Medicare’s Board of Trustees announced last week that it has projected the program’s life will extend another two years to 2026

But as any physician knows, predicting how long someone will survive is a guestimate at best. The Medicare trustees, likewise, have no such illusions. “Projections of Medicare costs are highly uncertain, especially when looking out more than several decades,” the trustees’ actuaries write at the outset of the 274-page report, which projects out 75 years.

But as Medicare stands today, the program’s life has been extended, thanks to healthcare reform which “squeezed nearly $500 billion out of Medicare over 10 years, in part by trimming payments to many health care providers, including nursing homes and private health plans,” or so writes the New York Times.

Once a year the trustees publish a “state of the union” of Medicare that spells out the health of the program and forecasts the board’s best guess for the future.

The report also spells out the factors that could negatively affect the program’s future. “The financial outlook for Medicare is also uncertain because some provisions of current law that are designed to reduce expenditures may be difficult to sustain,” the trustees’ actuaries write. “The clearest example of this issue is the sustainable growth rate (SGR) formula for physician fee schedule payment levels. The projections in this report assume that, as required by current law, CMS will implement a reduction in Medicare payment rates for physician services of almost 25 percent at the start of 2014. However, it is a virtual certainty that lawmakers, cognizant of the disruptive consequences of such a sudden, sharp reduction in payments, will override this reduction as they have every year since 2003.”

Furthermore, while it appears the Patient Protection and Affordable Care Act (ACA) will reduce Medicare by half a trillion dollars, it is also another wildcard. “This legislation … contains roughly 165 provisions affecting the Medicare program by reducing costs, increasing revenues, improving benefits, combating fraud and abuse, and initiating a major program of research and development to identify alternative provider payment mechanisms, health care delivery systems, and other changes intended to improve the quality of health care and reduce costs,” the actuaries write. While the projections made by the trustees are accurate, historically healthcare providers have been unable to produce productivity improvements required under the act within the time constraints required under the ACA, they conclude.

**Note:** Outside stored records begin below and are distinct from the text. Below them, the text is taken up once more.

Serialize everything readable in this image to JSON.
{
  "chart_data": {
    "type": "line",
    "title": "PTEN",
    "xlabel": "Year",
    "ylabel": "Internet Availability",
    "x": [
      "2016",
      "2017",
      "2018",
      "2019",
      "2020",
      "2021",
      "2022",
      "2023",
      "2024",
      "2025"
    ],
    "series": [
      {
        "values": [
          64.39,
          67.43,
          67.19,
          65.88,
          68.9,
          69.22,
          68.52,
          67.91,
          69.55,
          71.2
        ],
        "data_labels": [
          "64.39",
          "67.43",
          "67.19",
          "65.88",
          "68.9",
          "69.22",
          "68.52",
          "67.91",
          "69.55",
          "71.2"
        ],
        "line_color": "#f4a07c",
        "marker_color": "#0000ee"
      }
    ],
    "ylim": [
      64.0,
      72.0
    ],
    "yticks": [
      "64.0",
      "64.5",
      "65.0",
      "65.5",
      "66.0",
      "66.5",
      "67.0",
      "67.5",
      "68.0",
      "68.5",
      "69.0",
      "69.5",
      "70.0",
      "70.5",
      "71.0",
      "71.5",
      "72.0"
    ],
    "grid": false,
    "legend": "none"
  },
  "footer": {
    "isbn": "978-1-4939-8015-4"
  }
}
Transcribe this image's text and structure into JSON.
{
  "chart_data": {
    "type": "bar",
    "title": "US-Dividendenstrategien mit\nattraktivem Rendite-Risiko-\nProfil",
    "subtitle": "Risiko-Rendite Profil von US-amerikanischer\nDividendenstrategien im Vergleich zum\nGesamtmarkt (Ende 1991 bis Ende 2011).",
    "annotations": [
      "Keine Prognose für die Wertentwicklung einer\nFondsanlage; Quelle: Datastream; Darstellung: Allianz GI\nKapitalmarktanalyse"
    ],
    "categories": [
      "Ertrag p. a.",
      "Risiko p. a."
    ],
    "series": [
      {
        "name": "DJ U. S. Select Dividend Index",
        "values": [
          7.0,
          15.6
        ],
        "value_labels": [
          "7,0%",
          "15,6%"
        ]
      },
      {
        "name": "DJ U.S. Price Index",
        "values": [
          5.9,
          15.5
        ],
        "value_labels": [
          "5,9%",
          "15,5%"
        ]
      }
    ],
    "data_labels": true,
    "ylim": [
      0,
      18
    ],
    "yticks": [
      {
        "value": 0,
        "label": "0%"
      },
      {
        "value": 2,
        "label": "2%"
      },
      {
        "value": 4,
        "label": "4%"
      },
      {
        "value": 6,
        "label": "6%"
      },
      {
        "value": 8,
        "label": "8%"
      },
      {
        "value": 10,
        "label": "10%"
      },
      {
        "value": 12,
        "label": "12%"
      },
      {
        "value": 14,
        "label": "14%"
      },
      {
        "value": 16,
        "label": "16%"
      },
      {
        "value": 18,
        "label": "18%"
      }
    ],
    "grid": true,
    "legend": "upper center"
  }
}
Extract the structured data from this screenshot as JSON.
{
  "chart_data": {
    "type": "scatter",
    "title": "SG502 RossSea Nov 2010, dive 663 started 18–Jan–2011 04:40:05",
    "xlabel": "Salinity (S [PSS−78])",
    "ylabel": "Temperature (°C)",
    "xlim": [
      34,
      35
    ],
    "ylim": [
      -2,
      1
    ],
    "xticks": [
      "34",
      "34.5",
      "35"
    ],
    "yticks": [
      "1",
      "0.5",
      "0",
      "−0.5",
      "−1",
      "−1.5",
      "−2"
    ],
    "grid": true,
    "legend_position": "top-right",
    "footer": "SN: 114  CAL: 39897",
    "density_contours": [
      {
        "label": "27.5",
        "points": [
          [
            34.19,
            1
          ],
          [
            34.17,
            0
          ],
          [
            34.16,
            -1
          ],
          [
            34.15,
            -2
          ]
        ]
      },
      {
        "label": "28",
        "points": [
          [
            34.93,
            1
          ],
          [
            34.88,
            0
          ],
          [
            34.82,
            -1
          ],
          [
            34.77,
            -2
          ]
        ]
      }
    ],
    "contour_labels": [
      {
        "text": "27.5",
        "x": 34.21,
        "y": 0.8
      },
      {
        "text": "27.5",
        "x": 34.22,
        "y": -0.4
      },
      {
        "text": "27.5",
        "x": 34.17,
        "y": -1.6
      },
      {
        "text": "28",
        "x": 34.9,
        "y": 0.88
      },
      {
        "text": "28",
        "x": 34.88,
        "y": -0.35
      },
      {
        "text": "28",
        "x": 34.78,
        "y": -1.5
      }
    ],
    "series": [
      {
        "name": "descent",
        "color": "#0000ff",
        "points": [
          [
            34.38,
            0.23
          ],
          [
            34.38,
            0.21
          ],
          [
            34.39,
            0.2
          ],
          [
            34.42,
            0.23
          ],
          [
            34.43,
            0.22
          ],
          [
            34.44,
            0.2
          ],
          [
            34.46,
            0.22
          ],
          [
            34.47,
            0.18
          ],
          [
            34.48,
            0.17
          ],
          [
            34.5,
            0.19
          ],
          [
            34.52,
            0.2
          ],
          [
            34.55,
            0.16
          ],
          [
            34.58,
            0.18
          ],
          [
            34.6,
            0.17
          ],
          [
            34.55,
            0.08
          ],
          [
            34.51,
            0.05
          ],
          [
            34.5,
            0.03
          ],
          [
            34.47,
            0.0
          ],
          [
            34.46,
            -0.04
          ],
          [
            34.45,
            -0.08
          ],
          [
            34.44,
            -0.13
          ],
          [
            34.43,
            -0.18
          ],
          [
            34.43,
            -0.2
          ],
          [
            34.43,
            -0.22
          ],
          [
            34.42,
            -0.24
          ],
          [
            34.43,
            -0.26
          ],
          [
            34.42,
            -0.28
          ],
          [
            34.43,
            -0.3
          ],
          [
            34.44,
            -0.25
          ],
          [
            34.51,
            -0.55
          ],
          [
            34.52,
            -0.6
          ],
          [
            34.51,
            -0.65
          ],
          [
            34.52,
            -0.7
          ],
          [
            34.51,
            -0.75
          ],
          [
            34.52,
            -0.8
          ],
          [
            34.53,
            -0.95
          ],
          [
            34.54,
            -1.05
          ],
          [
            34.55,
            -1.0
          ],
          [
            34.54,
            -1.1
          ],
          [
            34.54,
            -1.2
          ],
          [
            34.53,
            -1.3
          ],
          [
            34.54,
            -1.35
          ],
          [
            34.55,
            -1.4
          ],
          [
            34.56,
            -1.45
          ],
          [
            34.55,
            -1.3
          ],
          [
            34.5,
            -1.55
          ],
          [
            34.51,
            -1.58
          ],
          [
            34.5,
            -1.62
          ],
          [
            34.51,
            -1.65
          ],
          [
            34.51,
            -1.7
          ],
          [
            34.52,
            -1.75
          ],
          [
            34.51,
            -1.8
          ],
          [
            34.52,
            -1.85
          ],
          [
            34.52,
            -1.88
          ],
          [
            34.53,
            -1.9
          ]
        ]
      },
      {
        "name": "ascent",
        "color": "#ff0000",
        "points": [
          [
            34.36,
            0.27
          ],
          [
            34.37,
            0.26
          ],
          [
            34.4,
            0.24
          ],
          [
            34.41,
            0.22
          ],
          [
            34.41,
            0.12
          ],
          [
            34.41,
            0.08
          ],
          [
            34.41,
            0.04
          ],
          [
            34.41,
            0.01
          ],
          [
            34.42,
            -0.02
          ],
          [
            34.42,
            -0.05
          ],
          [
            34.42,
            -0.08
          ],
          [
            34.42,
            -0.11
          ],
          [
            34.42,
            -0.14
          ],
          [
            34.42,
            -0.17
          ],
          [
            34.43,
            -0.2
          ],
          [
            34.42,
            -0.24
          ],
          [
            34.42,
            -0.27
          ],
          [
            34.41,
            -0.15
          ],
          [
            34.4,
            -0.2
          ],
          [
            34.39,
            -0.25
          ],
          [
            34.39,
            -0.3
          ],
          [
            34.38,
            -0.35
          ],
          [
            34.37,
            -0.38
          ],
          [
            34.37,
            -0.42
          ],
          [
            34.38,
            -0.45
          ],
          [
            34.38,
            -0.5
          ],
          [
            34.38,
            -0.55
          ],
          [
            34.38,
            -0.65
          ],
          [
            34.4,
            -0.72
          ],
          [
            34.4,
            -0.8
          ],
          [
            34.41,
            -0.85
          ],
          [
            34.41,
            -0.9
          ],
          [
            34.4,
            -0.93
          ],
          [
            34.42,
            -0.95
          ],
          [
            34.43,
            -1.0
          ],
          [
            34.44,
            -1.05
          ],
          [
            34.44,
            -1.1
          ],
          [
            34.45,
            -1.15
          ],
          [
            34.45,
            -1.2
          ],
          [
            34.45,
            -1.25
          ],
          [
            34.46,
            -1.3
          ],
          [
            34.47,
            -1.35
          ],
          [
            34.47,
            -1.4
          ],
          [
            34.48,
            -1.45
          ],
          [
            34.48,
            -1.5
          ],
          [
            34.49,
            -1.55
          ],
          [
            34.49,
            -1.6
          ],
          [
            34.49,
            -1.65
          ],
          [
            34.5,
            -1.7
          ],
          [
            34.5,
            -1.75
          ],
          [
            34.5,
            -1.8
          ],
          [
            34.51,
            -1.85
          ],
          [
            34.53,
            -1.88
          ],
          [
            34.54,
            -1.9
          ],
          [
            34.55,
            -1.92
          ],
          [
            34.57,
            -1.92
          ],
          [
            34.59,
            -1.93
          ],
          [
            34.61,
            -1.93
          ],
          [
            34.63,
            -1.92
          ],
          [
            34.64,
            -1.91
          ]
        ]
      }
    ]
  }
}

“If the health sector cannot transition to more efficient models of care delivery and achieve productivity increases commensurate with economy-wide productivity, and if the provider reimbursement rates paid by commercial insurers continue to follow the same negotiated process used to date, then the availability and quality of health care received by Medicare beneficiaries would, under current law, fall over time relative to that received by those with private health insurance,” they write.

Projections for the Future

At least as far as the SGR is concerned, even if Congress overrides it, the Medicare fund will only become depleted one or two years earlier, according to the trustee’s projections. Currently the fund is running a deficit, the trustees report, but is expected to run slight surpluses from 2015 to 2020. After that, the program again will run in the red until becoming depleted in 2026.

The forecast for reimbursements for healthcare providers in the years to come is calculated thusly:

HI services are inpatient hospital, skilled nursing facility, home health, and hospice. The primary Part B services affected are outpatient hospital, home health, and dialysis. The Trustees set the per beneficiary growth rate for these services equal to the sum of the statutory price update and the assumed growth in the volume and intensity of services per person. The first factor equals the market basket price increase (3.6 percent) minus the productivity adjustment (1.1 percent), for a statutory price update of 2.5 percent per year. The second factor equals the year-by-year increase in the volume and intensity assumption from the “factors contributing to growth” model less the ACA growth impact of 0.1 percent.

“Purposely not considered at this time are the potential effects of sustained slower payment increases on provider participation, beneficiary access to care, quality of services, and other factors,” the trustees’ actuaries write. “Similarly, there has been no modeling of the possible effects of future changes in payment mechanisms, delivery systems, and other aspects of health care that could arise in response to the payment limitations and the ACA-directed research activities.”